The FDA typically grants most requests for expanded access. When requests are denied, they most frequently involve emergency requests to use drugs that are not already undergoing clinical trials – precisely the situation facing ZMapp. On the one hand, it is understandable that the FDA would be cautious in allowing expanded access when no safety information exists and when there is no time to perform an exhaustive assessment. On the other hand, patients who are expected to die in a short time because they have no treatment alternatives may reasonably decide that they are willing to assume a high level of risk. Moreover, if clinical trials have not even been initiated, allowing expanded access cannot possibly interfere with the trials’ completion. While there is some possibility that systematically allowing expanded access in emergency situations would interfere with the initiation of trials, the manufacturer would have its own incentives to initiate trials once the expected demand for the drug is sufficiently high.
For now, all of these questions are moot, as existing supplies of ZMapp have reportedly been exhausted. When more supplies become available, further requests for expanded access are certain to arise. However, granting access to the drug through compassionate use programs is not a long-term solution. As an ethics panel convened by the World Health Organization concluded on Tuesday, the ideal way to introduce new Ebola medications is “in the best possible clinical trials under the circumstances in order to definitely prove their safety and efficacy or provide evidence to stop their utilization.”

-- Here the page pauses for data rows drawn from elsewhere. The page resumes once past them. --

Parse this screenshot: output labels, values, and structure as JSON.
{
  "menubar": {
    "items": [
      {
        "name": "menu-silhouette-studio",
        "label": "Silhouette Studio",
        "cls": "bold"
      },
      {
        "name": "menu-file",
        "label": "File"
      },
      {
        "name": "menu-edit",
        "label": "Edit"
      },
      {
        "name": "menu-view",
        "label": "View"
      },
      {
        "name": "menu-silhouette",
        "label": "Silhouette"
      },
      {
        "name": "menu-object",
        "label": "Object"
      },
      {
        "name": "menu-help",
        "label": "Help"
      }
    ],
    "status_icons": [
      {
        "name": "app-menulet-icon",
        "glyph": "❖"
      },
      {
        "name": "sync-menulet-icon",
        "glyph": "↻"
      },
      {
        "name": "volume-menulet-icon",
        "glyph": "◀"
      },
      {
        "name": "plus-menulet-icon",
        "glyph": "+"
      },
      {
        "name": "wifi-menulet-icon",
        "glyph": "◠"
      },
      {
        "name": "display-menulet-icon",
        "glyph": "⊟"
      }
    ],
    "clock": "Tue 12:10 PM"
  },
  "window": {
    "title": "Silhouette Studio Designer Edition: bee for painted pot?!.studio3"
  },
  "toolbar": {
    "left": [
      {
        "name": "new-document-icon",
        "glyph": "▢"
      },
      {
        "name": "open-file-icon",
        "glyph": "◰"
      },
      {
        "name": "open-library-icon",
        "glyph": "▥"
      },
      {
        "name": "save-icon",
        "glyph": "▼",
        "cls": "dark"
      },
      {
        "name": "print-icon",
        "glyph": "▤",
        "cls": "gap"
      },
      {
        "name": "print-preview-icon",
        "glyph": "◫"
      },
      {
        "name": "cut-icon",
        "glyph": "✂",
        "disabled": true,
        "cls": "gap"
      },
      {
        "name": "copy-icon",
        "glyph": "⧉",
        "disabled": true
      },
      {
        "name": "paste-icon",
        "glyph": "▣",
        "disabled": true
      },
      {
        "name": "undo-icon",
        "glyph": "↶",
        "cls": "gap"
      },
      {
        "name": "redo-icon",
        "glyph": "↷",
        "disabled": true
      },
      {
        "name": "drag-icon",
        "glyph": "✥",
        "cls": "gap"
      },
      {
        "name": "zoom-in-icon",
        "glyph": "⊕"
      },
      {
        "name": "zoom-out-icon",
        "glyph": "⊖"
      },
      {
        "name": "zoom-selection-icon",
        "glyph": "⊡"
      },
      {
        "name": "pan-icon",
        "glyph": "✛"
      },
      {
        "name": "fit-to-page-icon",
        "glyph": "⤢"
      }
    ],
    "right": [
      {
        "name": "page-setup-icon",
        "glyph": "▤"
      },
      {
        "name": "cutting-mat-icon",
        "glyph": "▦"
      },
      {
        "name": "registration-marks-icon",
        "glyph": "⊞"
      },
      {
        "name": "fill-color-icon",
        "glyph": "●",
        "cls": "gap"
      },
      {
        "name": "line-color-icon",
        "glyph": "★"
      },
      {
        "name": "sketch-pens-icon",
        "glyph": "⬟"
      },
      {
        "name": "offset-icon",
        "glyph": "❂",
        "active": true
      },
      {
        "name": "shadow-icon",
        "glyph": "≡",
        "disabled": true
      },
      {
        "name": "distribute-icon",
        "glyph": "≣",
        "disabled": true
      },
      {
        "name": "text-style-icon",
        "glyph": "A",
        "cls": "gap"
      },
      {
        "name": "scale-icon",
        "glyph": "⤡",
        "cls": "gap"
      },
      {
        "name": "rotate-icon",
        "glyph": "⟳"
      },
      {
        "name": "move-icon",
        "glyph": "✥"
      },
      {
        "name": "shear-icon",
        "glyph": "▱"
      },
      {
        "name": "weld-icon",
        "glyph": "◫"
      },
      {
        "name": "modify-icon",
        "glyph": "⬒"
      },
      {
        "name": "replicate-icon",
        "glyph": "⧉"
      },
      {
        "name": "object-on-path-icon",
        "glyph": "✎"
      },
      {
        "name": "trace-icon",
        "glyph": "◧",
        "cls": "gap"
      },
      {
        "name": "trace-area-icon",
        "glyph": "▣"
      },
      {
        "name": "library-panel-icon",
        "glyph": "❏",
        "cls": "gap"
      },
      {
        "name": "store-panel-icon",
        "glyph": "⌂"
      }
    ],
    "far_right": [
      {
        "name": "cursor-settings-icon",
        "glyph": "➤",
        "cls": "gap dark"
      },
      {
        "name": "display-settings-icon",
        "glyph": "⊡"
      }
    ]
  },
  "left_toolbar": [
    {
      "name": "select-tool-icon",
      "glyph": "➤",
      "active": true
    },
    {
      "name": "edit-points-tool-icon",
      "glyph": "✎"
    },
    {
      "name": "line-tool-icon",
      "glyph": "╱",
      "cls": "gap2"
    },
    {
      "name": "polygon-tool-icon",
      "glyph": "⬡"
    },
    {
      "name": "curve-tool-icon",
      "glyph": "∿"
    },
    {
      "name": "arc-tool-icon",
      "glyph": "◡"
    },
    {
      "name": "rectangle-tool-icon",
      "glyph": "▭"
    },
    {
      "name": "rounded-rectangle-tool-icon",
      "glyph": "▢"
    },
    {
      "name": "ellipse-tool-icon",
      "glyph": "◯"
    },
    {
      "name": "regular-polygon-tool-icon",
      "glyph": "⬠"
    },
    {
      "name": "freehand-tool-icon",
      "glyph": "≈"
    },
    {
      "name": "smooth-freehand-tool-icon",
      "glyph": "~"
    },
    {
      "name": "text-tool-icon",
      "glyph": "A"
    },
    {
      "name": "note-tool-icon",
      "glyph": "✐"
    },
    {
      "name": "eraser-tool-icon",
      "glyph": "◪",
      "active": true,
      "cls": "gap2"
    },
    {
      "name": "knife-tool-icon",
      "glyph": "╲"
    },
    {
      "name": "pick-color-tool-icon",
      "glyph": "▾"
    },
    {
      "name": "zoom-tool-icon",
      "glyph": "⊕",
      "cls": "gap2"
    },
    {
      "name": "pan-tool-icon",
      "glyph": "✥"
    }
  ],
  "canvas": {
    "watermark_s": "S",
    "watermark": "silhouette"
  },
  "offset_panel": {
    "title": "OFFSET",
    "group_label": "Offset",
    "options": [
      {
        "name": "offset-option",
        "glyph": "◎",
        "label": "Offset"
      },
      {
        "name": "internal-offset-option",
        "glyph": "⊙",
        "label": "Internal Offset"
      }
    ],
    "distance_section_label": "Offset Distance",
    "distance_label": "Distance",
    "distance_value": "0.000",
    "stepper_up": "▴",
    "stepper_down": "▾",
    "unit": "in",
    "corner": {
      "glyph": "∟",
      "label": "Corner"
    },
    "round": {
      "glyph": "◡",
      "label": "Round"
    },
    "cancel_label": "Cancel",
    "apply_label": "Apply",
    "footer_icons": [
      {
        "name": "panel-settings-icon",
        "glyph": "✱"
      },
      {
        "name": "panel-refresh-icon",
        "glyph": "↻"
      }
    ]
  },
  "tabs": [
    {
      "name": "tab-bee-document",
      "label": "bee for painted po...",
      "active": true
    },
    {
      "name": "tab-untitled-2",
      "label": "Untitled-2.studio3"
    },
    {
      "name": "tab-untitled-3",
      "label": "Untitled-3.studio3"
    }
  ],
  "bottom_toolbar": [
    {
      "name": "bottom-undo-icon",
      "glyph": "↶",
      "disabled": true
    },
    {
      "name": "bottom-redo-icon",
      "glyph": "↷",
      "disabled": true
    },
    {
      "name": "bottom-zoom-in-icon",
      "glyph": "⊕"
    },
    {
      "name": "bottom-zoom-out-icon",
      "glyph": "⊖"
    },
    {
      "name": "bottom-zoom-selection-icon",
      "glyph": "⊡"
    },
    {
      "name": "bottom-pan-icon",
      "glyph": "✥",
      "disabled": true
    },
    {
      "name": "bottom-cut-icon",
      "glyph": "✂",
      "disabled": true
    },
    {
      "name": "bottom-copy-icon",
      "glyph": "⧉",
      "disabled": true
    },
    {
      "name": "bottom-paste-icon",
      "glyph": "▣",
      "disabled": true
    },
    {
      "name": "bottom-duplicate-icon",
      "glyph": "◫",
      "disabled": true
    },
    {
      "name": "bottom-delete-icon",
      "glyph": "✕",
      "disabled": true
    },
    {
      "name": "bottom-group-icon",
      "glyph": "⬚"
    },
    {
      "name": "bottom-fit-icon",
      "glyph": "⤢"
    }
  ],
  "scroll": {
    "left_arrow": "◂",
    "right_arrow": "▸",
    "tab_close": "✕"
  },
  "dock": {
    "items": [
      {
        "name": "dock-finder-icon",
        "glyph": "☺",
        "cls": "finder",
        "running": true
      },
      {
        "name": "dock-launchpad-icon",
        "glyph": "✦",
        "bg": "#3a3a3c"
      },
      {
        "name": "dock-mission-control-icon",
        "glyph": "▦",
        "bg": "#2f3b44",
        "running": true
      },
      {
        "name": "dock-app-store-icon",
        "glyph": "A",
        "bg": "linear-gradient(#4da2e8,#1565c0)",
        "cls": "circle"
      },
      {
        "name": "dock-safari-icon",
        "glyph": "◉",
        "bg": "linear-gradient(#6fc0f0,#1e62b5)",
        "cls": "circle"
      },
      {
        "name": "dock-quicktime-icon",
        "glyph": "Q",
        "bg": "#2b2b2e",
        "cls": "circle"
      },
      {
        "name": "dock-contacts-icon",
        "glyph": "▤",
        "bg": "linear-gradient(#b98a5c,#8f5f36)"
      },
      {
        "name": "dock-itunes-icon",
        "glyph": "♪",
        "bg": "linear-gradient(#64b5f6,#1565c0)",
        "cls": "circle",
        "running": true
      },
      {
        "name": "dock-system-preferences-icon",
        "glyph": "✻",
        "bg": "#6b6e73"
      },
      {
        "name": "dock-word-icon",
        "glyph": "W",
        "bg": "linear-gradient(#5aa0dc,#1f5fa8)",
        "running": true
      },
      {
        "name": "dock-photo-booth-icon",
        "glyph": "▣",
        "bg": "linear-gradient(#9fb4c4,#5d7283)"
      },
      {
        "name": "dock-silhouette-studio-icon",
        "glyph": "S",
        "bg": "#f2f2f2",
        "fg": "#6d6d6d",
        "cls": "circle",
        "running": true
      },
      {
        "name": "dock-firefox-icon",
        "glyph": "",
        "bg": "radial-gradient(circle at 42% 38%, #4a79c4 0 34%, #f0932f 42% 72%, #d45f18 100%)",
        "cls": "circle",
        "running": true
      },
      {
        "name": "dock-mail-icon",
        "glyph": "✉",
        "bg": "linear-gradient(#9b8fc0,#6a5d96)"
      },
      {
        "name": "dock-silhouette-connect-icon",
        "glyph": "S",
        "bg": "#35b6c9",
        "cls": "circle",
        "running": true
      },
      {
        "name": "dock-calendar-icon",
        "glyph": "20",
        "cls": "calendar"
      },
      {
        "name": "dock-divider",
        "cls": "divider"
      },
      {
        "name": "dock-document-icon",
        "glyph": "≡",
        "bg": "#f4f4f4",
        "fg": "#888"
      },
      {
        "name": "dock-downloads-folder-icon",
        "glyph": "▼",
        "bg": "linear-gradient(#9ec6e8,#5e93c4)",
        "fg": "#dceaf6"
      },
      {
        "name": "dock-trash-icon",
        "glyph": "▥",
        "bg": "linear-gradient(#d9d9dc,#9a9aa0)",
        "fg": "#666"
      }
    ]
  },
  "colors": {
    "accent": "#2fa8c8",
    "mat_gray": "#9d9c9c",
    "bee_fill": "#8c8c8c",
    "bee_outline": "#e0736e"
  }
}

Clinical trials of Ebola treatment will of course raise difficult questions in their own right. Unlike with expanded access, where everyone obtains the medication they have expressly requested, in a clinical trial some participants may be assigned to control groups that receive different medications or even placebos. Because no effective treatment for Ebola currently exists, placebo-controlled trials of new Ebola treatments would appear to be consistent with the ethical principles in the Declaration of Helsinki. Yet, particularly after American and Spanish foreign aid workers received the first doses of the experimental medications through compassionate use programs, asking African patients to enroll in placebo-controlled trials would surely be controversial. As the WHO panel delicately put it, the goal should be to devise “ethical ways to gather data while striving to provide optimal care under the prevailing circumstances.” The challenge will be to figure out effective strategies for carrying this out.